Какой-то человек вынырнул из снежной замяти и попросил у него прикурить. Александр Дмитриевич достал спички. Вспыхнул огонек, осветив красные короткопалые руки, сложенные ковшиком. Потом он увидел лицо, склонившееся над спичкой. Красное, белобрысое, с острыми скулами.

Он проводил взглядом человека, пока тот не скрылся из виду в снежной замяти, посмотрел вокруг, и ему стало не по себе.

Да, удивительно, как пересекались их дороги.

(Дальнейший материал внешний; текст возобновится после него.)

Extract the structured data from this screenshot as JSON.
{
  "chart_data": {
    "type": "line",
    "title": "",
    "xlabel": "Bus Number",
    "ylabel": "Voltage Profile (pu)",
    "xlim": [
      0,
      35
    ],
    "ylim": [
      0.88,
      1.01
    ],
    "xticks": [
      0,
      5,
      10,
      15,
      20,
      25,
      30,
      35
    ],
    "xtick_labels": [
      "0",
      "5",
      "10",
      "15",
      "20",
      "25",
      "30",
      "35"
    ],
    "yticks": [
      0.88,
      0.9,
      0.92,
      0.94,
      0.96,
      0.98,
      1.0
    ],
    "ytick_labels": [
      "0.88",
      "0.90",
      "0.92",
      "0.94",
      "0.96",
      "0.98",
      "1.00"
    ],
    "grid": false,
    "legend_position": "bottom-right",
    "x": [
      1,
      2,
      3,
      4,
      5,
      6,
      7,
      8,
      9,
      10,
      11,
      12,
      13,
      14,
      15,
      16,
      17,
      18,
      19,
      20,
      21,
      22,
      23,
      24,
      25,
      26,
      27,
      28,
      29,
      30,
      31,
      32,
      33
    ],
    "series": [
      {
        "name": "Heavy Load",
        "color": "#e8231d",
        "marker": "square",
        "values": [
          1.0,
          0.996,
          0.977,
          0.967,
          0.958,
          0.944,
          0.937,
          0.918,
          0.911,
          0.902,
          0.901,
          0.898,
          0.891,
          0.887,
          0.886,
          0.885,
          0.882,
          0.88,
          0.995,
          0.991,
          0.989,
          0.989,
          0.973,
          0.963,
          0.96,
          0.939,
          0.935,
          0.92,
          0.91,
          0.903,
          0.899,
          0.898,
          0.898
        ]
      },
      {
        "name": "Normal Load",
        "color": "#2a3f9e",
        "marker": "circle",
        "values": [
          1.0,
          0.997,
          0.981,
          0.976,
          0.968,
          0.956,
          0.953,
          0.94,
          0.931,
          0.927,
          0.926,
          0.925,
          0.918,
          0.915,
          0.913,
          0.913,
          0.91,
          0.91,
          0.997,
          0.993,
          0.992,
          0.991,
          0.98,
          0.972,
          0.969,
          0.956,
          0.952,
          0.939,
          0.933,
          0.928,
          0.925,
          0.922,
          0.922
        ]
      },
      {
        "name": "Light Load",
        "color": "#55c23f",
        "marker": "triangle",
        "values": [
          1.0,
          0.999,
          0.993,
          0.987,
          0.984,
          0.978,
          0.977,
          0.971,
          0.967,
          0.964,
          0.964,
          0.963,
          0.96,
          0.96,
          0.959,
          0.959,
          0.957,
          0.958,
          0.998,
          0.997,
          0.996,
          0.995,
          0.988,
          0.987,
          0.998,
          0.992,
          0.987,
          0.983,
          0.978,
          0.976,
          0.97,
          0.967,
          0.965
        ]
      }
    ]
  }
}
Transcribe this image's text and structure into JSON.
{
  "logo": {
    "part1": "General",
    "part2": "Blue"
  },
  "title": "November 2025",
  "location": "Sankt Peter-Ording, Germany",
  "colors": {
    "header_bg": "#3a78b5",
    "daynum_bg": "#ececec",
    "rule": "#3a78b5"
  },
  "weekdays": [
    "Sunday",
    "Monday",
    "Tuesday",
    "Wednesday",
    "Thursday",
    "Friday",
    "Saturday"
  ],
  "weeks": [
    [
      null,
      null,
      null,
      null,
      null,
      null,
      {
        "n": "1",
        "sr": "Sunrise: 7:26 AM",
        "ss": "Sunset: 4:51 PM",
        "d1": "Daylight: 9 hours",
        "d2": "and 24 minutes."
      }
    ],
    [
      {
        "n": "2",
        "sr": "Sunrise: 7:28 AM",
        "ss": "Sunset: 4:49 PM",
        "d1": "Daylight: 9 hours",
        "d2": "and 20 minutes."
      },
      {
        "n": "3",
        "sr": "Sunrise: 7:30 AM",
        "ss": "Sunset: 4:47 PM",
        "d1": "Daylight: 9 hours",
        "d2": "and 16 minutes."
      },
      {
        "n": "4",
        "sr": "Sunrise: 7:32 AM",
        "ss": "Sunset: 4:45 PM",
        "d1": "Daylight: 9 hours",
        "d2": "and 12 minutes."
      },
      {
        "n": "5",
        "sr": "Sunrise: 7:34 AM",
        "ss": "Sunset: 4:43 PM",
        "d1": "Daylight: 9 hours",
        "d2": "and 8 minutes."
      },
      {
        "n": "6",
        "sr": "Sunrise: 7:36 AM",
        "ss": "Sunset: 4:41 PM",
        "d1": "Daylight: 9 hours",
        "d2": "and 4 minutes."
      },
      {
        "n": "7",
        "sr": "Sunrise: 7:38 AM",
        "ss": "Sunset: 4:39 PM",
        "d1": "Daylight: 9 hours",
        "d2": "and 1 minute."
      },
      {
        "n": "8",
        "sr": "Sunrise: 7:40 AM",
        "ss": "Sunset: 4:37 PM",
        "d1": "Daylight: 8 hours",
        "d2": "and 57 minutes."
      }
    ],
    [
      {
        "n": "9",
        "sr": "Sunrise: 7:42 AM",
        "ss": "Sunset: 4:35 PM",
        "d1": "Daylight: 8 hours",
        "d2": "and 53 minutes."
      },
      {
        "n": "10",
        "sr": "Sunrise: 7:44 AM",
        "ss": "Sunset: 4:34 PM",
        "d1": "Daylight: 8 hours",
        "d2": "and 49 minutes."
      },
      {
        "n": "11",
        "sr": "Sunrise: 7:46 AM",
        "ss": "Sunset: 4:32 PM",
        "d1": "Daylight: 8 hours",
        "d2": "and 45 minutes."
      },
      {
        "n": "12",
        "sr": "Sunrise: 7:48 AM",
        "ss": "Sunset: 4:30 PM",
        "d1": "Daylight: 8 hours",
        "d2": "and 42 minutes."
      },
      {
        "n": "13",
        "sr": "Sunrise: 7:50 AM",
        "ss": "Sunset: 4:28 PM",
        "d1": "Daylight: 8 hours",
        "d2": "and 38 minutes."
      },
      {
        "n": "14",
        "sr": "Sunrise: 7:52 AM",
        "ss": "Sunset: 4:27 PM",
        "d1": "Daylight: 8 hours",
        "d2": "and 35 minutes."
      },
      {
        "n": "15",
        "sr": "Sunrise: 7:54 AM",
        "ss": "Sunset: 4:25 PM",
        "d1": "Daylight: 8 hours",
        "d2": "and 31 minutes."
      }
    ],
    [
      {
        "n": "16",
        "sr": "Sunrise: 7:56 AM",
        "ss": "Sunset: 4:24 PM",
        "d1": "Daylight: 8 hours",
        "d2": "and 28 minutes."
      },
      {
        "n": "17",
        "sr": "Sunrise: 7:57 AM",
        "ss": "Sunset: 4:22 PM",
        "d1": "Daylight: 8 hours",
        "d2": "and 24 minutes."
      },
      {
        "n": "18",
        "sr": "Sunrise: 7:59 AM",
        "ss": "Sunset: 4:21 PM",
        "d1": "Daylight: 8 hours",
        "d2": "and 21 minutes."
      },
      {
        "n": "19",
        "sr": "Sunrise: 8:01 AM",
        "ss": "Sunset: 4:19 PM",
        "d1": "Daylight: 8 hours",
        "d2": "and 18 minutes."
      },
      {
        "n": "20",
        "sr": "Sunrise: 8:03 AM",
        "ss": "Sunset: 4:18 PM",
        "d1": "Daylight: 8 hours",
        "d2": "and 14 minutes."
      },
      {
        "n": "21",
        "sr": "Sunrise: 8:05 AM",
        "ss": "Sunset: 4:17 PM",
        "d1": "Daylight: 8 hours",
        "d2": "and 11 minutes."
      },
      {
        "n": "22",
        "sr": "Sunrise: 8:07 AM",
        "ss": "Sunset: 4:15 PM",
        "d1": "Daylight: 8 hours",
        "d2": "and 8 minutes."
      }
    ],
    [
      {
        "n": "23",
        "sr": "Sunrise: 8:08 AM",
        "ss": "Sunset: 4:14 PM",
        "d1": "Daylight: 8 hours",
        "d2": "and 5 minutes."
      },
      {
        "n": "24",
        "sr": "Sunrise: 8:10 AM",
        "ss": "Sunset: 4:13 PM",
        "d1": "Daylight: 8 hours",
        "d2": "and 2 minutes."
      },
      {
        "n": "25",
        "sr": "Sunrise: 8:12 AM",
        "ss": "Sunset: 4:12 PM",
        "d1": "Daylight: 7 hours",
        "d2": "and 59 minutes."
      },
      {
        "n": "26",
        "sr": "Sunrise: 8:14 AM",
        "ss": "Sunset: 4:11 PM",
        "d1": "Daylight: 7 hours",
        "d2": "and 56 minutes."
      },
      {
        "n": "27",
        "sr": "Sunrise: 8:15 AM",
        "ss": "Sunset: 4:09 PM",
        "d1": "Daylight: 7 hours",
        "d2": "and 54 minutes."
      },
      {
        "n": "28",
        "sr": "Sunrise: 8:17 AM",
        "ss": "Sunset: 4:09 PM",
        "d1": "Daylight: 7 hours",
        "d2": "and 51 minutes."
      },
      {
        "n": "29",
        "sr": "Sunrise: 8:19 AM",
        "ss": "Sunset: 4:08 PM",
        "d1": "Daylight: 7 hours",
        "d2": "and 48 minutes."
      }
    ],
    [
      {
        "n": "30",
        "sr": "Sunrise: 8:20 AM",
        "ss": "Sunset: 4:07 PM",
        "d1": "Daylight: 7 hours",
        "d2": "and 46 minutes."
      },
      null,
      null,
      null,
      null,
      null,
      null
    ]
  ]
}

Была весна. Играло солнце. Ладожский лед шел по Неве. И на душе у него тоже была весна: его только что приняли в Союз писателей. И как раз в то самое время, когда он стоял, опершись руками о гранит набережной, и пьяными глазами смотрел на реку, его окликнули:

– Товарищ Сойманов?

Он оглянулся. Боже ты мой! Да нет, не может быть. Гимнастерка комом, до колен, на плечах обвисла, точно с чужого плеча. Кирзовые стоптанные сапоги. Но такое сияние в рыжих глазах!

И рот стальной до ушей.

– Читал, читал вашу книгу. Навылет бьет.

– Ну а ты как, Анохин? О, да ты, я вижу, нахватал… – На груди у Анохина два ордена Красной звезды, «Отечественная война», медали.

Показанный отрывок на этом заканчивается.